Study of the molecular array behaviour of laurel alkanolamide at the oil–water interface and the high interfacial activity enhanced by an inherent synergistic effect

The interfacial activity of surfactants is an issue that attracts considerable attention. However, most of the literature focuses on pure surfactants, and the effect of impurities on surfactant activity remains an elusive puzzle in the understanding of structure–performance relationships. In this paper, the nonionic surfactant laurel alkanolamide (LAA) synthesized by a one-step method was found to decrease the oil–water interfacial tension to ultra-low values at low concentration without co-surfactants. LAA also had surprising oil phase adaptability, making it a perfect model not only to study the theoretical mechanism for obtaining ultra-low interfacial tension, but also for distinguishing the contribution of the molecular interfacial array behaviour of surfactants and concomitants (defined as the residual reactants and by-product) on the interfacial activity. The oil–water interfacial activity of LAA with or without concomitants was investigated experimentally and theoretically using dissipative dynamic simulation (DPD).

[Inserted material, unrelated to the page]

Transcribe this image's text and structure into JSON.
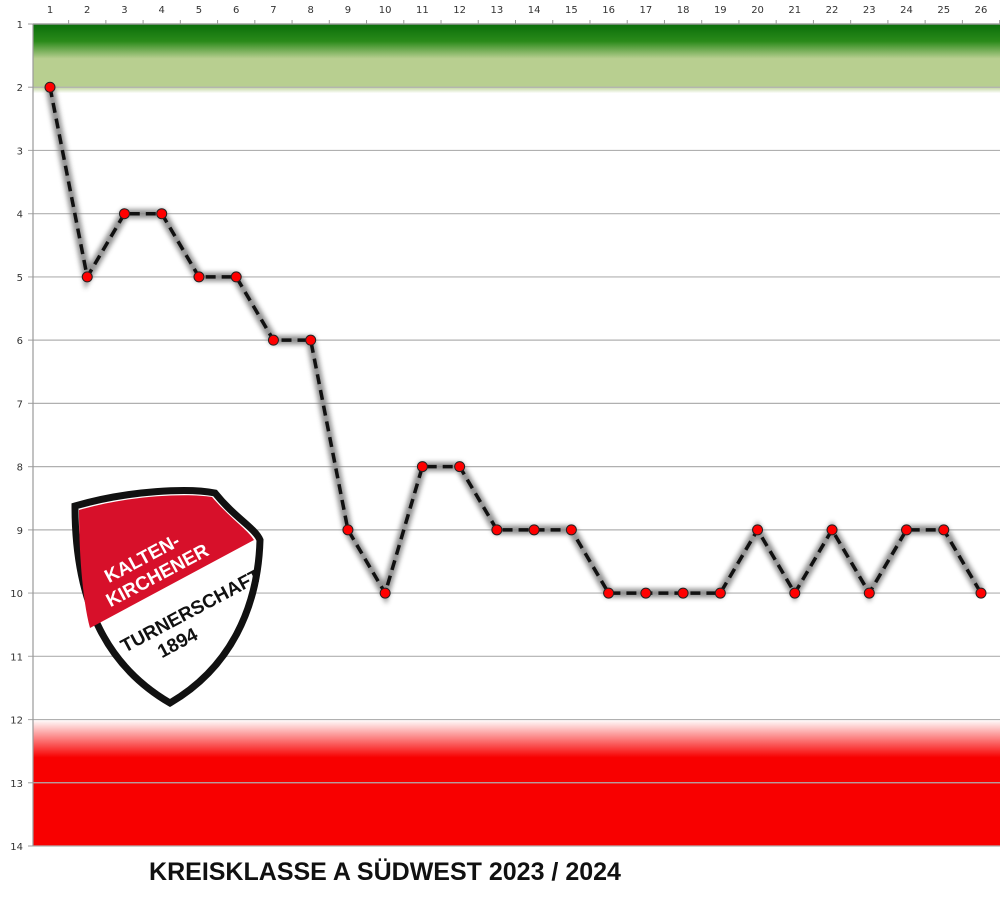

The detailed molecular array behaviour of LAA and the concomitants at the oil–water interface was investigated by molecular dynamics (MD). The concomitants were found to coexist with LAA at the oil–water interface and distribute at different positions in the interfacial layer, resulting in the high interfacial activity and oil phase adaptability. The experimental results agree well with the simulation results. We hope our strategy can provide an avenue to understand the structure–performance relationship of surfactants at the molecular level and reveal an effective approach to obtaining ultra-low interfacial tensions with different oil phases.